How can this be when we in America with, as Stafford pointed out, all the blessings of the comparatively very rich seem to have such little hope, such little joy? Why is there no more laughing and singing among us? The question was answered by Johnson Lyimo, pastor of the kia Lutheran Parish not far from Moshi, when he told me, "In my country, the people have nothing, so we depend upon God for everything. He is with us every day caring for the people. In your country, the people have everything, so they think that they don't need God." Johnson has it exactly right.
- Rev. Dwayne J. Westermann
College Evangelical Lutheran Church
Salem, Va.
I am fearful of Stafford's use of the word love, Christian love, for hope.
Love is many things. There is the love that endures all things, without murmuring and complaint. It accepts both the changeable and the unchangeable as the fates of God. But there is also the love that hurts to correct, pains to solve, struggles to improve the lot of all people, Christian and non-Christian alike. This is what I am looking for from the enormous believing church in Africa.
Show me the Christians of Africa who lay down their lives to bring about family planning, so that every mouth can be fed and every child tutored and every family can find the place of contentment and rest and a measure of fulfillment. Show me the Christian who agonizes in social and political life to bring about an end to corruption, a justice system for all, an opportunity for people to find work-where the creative and enterprising are rewarded for their labors. Show me Africa's army of teachers, medical workers, pastors, writers, farmers whose faith is in God and whose life is poured out for family and neighbors. I know they are there, motivated by Christ's love and hidden by the jungle trees.
African Christians dreamed as far back as the 1960s about education for every child, economic growth that all might be clothed, fed, and housed, freedom to choose leaders, death to tribalism, and on and on. Instead, we see a patient church feeding on hopes that will not come in their lifetime. We are saddened at the overwhelming evidence that they are moving backward in history.
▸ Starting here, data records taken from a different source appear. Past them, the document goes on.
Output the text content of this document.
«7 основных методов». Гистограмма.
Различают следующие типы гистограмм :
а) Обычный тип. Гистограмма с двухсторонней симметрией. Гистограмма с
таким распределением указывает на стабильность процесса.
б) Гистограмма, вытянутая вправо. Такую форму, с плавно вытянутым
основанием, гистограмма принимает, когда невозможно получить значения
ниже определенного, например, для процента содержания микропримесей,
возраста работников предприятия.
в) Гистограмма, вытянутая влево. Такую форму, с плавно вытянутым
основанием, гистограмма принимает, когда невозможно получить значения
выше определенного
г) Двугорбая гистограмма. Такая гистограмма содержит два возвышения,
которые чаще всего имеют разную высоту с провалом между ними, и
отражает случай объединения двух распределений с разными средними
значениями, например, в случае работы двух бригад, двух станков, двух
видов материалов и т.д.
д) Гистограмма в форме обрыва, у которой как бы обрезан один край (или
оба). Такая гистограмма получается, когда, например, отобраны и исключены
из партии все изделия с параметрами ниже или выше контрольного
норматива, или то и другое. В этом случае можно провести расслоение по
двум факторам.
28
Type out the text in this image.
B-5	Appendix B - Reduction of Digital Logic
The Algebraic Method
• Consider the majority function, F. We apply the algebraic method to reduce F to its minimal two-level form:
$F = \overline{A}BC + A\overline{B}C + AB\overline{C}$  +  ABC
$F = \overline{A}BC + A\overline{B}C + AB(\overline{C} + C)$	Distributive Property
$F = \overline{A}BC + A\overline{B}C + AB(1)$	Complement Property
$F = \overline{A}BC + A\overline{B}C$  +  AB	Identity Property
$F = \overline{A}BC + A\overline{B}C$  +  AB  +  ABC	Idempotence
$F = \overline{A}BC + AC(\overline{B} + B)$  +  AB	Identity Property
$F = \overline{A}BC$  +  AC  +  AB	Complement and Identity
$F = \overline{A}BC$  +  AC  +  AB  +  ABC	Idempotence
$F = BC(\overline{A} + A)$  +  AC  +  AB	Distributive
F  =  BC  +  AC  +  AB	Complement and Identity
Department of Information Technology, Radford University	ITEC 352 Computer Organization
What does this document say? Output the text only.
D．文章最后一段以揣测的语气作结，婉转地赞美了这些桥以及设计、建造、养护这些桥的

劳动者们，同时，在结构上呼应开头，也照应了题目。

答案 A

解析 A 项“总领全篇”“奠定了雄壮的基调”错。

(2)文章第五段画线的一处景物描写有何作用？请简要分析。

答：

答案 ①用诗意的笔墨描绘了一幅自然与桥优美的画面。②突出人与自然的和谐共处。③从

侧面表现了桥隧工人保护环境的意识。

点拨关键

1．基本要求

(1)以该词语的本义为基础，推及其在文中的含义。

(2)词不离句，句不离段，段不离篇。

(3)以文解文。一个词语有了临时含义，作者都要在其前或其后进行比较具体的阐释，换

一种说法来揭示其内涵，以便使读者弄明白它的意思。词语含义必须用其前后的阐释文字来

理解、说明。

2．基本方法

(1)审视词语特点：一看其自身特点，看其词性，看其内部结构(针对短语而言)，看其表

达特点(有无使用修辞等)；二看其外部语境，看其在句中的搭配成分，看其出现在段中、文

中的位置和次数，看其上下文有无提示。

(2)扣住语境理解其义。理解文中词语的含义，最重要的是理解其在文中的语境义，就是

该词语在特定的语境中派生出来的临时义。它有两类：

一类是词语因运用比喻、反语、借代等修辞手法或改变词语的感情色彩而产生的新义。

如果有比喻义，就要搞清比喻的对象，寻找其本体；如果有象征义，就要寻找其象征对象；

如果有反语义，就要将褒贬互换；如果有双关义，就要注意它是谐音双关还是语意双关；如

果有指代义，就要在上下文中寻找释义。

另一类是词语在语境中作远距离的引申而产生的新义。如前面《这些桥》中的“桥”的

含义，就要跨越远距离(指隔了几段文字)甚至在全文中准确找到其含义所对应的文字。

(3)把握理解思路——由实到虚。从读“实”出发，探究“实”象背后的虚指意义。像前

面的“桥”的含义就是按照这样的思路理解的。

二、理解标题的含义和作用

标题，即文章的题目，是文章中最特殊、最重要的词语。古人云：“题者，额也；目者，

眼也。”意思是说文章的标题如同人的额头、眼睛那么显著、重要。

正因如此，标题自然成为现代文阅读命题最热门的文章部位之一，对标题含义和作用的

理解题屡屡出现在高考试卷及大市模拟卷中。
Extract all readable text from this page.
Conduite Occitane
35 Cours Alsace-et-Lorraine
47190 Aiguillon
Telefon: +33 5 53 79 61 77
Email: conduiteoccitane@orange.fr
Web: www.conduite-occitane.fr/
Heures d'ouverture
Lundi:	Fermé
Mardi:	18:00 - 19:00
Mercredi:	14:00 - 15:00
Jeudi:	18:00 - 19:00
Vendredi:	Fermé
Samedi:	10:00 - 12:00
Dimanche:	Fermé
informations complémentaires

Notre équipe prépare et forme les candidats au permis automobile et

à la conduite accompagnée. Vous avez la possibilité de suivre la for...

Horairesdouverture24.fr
Surely we need to get our theology right, as the hymnist wrote over a century ago: "Truth forever on the scaffold, Wrong forever on the throne, / Yet that scaffold sways the future, And behind the dim unknown, / Standeth God within the shadows, keeping watch above his own."
Indeed, Stafford, in spite of Africa's bleeding wound, found the Lord, keeping watch above his own.
- Rev. Richard Shumaker
Glendale Heights, Ill.
FRESH TRUTH?
Did you really mean to publish Howard Snyder's article, "Is God's Love Unconditional?" [July 17]? Did Professor Snyder really mean to write, "But God's love has conditions"? Or did he mean to write that God's forgiveness, not his love, has conditions, which it does? If the answers to the first two questions are yes, would you and/or Professor Snyder show me where in God's Word this fresh truth comes from?